The boundary for the zone of convergence and the initiation of strong thunderstorms has moved south of the Gopher State. Strong to severe storms are likely to be confined from eastern Nebraska to southeast Wisconsin overnight.
Here's the eye in the sky view of thunderstorms splattered from Wisconsin to Iowa to Nebraska about 5pm CDT.
Another shift in the jet stream will bring a retun to below normal temperatures to our neck of the woods for the period Friday through Monday. It doesn't look like a particularly pretty weekend for outdoor gardening. Overcast skies and bouts of showers dominat the weekend. Brisk north winds will produce a walleye chop on the lakes on Saturday.
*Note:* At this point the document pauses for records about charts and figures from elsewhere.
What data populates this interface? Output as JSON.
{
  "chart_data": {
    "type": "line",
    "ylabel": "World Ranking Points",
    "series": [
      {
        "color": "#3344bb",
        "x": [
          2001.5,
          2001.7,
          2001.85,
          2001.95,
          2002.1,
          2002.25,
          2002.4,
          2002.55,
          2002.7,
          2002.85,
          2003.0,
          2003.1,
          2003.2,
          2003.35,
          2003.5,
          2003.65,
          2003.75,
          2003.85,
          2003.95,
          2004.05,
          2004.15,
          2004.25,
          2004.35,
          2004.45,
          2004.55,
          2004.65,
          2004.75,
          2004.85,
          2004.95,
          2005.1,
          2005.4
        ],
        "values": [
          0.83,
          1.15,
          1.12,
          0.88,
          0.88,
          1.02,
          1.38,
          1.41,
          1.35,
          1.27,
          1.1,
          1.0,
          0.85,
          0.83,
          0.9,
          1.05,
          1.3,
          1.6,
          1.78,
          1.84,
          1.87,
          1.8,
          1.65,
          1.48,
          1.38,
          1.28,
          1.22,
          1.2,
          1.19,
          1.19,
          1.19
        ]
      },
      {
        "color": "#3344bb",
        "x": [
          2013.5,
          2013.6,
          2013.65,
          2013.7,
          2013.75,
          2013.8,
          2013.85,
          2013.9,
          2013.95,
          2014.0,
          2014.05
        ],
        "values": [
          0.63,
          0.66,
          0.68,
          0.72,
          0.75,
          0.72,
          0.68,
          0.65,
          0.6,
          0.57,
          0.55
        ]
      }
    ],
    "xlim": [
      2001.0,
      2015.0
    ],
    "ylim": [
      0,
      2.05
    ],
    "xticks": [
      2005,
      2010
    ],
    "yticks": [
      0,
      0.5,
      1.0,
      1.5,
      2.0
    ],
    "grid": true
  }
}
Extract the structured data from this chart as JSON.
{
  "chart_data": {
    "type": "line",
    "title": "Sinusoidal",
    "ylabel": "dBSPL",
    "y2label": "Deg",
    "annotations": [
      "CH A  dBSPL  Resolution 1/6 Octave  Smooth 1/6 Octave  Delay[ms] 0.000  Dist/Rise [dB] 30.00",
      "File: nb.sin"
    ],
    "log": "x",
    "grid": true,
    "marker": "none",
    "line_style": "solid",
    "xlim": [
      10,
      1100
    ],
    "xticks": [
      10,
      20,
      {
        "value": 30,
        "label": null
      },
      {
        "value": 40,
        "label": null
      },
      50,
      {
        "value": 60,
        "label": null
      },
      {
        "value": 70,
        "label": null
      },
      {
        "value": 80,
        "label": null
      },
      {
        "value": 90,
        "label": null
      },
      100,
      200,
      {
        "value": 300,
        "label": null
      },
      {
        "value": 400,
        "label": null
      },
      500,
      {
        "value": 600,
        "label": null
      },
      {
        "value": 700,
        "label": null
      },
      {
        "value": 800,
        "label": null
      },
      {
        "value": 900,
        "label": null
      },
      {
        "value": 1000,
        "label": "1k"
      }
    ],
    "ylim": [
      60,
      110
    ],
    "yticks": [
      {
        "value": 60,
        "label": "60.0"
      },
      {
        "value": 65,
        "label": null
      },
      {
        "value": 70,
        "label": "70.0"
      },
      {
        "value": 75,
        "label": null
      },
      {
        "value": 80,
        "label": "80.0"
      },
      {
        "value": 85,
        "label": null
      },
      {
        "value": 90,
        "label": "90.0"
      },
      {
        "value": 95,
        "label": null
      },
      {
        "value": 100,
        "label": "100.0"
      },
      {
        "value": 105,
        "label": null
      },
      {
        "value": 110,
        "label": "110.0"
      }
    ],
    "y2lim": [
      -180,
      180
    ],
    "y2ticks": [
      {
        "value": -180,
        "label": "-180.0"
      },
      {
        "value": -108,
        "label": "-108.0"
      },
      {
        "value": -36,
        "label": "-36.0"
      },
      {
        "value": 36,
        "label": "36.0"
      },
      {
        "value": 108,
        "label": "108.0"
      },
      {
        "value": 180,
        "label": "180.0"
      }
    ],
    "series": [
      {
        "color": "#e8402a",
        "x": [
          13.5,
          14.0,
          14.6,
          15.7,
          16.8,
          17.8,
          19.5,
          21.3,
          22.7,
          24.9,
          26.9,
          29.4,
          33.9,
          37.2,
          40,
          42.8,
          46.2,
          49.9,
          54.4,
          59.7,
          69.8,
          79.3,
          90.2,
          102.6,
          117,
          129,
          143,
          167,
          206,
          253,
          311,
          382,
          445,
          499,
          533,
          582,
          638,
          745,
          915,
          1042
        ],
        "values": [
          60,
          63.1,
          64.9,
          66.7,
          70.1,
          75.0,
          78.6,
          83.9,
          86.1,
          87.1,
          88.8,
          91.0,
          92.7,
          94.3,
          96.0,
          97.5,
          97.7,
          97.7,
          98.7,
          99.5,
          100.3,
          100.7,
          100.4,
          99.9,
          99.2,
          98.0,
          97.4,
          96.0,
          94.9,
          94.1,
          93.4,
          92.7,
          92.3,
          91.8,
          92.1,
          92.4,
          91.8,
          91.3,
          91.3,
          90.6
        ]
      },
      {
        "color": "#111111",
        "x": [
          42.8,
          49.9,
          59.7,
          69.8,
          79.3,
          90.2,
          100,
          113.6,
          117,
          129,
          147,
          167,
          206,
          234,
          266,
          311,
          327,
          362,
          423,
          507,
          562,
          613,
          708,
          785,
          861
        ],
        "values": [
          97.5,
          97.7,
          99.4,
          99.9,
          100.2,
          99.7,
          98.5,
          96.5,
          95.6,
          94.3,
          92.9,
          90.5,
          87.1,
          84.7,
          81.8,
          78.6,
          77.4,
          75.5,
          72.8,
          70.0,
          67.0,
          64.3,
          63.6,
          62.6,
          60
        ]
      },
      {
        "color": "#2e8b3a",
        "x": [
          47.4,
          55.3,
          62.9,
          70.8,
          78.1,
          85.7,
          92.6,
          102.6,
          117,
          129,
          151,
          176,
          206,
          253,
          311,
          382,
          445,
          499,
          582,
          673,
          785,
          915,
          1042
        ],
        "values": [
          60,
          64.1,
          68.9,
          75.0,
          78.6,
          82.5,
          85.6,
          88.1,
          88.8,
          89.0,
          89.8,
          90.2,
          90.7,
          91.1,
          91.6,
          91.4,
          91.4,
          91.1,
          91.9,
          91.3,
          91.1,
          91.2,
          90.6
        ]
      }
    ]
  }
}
Looking ahead to the latter part of May, we see a continuation of slightly below normal temperatures and a persistent wet pattern.
Here's your precipitation outlook for the eight to fourteen day period. The odds favor above normal amounts of precipitation.
Spring the season of transition. Flurries on the 1st of May, upper 80s on the tenth and back to the upper 50s for Sunday.
Whoa! Craig! What happend to the first graphic splash? Looks like you spilled your morning's alphabet cereal and milk on the web page as you were loading something readable. What does it all mean? A sadistic weatherman's version of abstract art?! Ha, LOL, Craig. Have a nice (abet wet) day!